Now obviously I am ignoring some costs here. The one cost of many I am ignoring here are the marketing costs and other miscellaneous costs. This would take down their earnings quite a bit. Another thing I failed to mention here is as well is how hard it is to sell to enterprise businesses or the Fortune 500. It can be incredibly hard from what I hear and can take forever for it to clear and for money and software to exchange hands. But the point I am trying to drive home here is the equity these guys would build from owning this software and that would increase overtime when enhanced it new features. Targeting small businesses would increase their chances of success as well (at a much cheaper price.)

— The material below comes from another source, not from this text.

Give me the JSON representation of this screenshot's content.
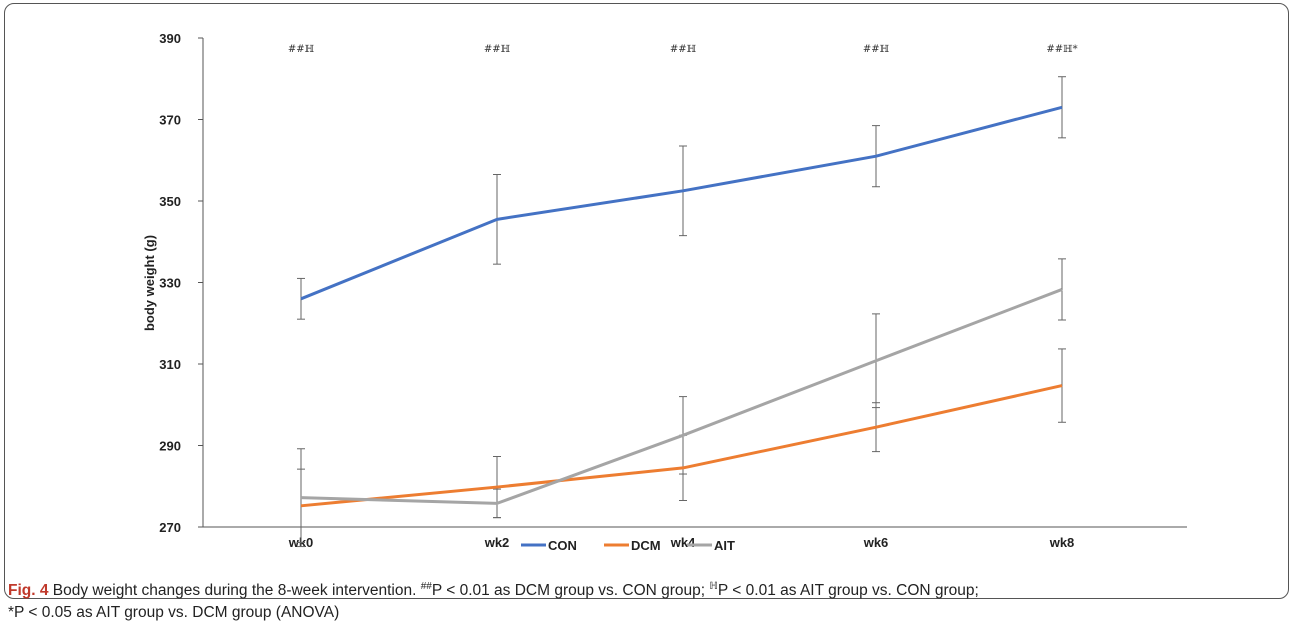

This leads us to the final point of the blog and that is one of building equity. When you write software that you plan on renting or selling to the public, you are building equity overtime and increasing your net worth. The software business is sort of a copy and paste business model: build it once and correctly (or correct enough) then copy and ship the product to as many customers as you can acquire. The effort is not duplicated like when you are employed and have to constantly build newer things. You just have to build something people want or need once (with maintenance cycles of course) well enough and people will pay. Good thing about building a product is that it belongs to you and you can do whatever you like with it. One question you may have at this point is: how do I find a product people want or need? For starters, what do you want or need that does not exist or exists but does not meet your needs? What do family and friends our yours in unrelated areas of life want or need? What do people in the hobbies you enjoy want or need? There are many ways to find niches as described in this new book I am reading called Start Small, Stay Small: A Developer's Guide to Launching a Startup. I think any technical entrepreneur with ambition to get into the game should definitely pick up this book and add it to their arsenal. There is not talk here of chasing VC's and seeking millions in funding to get started. It basically teaches you how to build it in your spare time and on your budget. I cannot put the book down and have already started to employ his advice on market research using Google Adsense and other tools available online. Amazing read check it out.